I’m so sorry that you’re in this difficult situation with your mother-in-law. I, too, had a somewhat interfering MIL, so I can certainly sympathize! I’m wondering if he is an only son and if he lived at home until you got married. Sometimes mothers — especially mothers of sons, it seems to me — find it difficult to let go.

However, I do think you have to try to diplomatically put a stop to it. If you go along with her “coming over pretty frequently” I think you will eventually find it very irritating and the pressure will build up. Can you imagine how it will be if and when you have children? How does your husband feel about her frequent visits? Does he know she is questioning the way you take care of him? I’m sure he loves his mom, but as his wife, you should be the number one female in his life now. Perhaps he should be the one to tell her how well you look after him. Hopefully, he looks after you very well, too, and making sure his mother doesn’t upset you is a part of that.

It took me a long time to learn to deal with my MIL. I bit my tongue a lot in the first few months, but eventually, I asked her — nicely — if she would mind just giving me a call before she dropped in, to make sure I was home and not too busy for a visit. Then sometimes I would tell her that it just wasn’t convenient. When she kept bringing over his ‘favorite’ things to eat, I thanked her and suggested that I needed to learn to make these dishes too, and perhaps she could just give me the recipes. We never became best friends, but she did learn to back off a bit and I learned to be a bit more assertive.

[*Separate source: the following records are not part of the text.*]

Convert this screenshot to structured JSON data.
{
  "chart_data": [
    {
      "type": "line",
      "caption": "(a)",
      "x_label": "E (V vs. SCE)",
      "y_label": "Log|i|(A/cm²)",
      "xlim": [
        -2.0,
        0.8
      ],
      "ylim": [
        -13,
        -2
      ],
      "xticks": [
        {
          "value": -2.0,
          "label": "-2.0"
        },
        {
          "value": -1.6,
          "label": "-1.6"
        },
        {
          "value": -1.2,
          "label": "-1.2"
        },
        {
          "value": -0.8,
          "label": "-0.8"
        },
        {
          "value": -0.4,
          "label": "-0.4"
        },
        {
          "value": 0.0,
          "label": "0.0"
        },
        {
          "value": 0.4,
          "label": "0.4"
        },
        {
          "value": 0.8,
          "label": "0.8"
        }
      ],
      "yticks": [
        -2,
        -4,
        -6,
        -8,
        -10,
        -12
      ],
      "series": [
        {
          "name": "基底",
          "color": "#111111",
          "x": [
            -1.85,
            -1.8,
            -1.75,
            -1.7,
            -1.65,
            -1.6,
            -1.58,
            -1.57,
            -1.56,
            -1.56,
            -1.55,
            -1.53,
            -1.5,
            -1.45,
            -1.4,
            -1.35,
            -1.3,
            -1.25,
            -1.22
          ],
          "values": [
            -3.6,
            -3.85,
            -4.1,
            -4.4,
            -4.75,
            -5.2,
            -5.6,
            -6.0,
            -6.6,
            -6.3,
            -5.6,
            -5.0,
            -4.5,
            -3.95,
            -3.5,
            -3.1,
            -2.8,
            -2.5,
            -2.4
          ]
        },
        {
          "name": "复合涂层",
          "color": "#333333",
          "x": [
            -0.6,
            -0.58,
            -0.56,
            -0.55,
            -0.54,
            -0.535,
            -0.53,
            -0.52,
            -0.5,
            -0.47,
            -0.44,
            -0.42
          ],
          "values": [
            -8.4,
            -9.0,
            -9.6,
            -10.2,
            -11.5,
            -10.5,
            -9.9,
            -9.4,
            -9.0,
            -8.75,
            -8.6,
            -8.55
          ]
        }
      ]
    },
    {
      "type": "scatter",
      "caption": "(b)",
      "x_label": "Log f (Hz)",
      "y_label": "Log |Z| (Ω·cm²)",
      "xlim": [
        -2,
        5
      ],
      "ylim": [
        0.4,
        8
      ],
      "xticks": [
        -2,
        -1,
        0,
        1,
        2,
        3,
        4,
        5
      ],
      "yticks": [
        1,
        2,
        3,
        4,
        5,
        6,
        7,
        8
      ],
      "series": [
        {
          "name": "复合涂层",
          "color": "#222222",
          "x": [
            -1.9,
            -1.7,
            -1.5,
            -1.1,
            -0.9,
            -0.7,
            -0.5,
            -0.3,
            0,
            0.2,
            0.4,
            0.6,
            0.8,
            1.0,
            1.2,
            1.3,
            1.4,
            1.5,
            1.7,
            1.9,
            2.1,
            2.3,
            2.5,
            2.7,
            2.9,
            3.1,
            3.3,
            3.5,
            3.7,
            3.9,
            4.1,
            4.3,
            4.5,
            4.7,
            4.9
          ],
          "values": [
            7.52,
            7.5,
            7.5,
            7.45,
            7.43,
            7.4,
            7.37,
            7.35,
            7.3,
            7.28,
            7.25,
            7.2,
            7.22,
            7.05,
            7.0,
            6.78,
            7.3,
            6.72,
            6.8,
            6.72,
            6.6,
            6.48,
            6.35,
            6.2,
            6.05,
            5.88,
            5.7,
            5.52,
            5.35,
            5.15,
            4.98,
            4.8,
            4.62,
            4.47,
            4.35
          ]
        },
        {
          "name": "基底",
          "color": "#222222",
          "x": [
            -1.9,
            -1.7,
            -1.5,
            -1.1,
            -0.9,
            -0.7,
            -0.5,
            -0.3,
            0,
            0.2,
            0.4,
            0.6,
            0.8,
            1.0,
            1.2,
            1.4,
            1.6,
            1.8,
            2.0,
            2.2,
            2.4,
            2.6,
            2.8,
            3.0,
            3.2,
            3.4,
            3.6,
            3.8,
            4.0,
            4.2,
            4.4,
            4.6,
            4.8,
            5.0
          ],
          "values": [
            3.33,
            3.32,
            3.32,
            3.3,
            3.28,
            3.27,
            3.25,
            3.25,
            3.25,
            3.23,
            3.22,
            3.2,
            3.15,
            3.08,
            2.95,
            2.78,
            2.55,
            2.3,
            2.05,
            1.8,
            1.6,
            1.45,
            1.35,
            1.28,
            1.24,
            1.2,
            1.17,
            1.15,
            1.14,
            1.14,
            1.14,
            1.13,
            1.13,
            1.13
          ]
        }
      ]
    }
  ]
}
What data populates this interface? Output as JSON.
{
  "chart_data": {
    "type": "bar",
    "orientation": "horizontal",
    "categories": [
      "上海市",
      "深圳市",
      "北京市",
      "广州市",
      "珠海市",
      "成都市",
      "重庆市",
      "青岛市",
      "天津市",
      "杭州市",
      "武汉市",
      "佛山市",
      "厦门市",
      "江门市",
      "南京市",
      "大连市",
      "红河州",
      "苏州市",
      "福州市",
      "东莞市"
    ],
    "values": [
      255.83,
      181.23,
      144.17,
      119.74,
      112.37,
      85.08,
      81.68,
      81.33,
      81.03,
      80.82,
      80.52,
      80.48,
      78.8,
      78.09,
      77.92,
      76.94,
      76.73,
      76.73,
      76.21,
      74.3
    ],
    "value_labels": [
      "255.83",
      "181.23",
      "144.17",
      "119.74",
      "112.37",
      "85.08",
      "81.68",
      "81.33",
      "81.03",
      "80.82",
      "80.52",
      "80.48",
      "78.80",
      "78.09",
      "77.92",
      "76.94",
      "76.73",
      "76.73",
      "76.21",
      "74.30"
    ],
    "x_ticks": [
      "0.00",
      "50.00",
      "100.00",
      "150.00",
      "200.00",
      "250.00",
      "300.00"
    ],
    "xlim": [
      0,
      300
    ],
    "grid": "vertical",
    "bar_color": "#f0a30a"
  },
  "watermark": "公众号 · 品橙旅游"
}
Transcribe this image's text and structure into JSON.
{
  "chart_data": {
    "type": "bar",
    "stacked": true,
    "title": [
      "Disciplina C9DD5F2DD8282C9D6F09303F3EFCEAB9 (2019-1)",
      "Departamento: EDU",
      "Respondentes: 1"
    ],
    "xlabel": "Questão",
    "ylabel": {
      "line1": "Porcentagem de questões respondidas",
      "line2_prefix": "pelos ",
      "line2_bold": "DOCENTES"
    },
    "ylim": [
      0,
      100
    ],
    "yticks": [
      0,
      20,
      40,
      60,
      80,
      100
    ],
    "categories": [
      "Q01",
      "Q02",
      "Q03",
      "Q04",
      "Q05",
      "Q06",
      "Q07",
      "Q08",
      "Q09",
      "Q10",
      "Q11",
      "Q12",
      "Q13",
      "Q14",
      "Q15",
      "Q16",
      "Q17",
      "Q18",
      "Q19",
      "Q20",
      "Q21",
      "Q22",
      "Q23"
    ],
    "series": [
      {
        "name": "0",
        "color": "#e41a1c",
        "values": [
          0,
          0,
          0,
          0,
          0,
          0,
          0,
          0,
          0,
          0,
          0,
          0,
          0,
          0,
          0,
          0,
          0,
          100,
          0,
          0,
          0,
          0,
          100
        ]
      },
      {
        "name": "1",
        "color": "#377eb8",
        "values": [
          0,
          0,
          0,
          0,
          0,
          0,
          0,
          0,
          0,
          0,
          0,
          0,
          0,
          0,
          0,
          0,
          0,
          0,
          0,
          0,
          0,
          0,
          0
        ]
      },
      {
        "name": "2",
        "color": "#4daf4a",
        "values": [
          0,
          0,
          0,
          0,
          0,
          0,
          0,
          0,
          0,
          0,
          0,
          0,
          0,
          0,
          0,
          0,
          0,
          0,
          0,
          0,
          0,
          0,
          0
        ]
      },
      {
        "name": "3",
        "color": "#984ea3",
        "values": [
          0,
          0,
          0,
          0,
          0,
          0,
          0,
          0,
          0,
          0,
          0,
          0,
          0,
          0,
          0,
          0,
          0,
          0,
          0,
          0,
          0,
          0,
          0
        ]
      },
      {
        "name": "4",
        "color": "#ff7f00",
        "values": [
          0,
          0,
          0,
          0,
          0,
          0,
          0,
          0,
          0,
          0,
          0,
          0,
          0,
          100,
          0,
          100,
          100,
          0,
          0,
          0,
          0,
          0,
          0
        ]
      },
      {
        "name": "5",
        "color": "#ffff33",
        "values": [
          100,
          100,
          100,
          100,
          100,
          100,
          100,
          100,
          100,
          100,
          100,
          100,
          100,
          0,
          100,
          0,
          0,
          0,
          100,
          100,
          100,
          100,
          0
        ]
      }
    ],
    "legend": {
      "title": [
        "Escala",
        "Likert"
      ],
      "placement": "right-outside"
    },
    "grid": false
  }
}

Make sure you and your husband are on the same page with this — he needs to know that it is upsetting for you that his mom doesn’t seem to think you’re taking proper care of him. It’s lovely that you have respect for her and that you don’t seem to mind her frequent visits, but I do think you and your husband need to set some boundaries and let her know that you are taking care of each other very well without her ‘help’.
I wish you the very best, and I hope you’ll write again if you want to talk more. We’re always here to listen.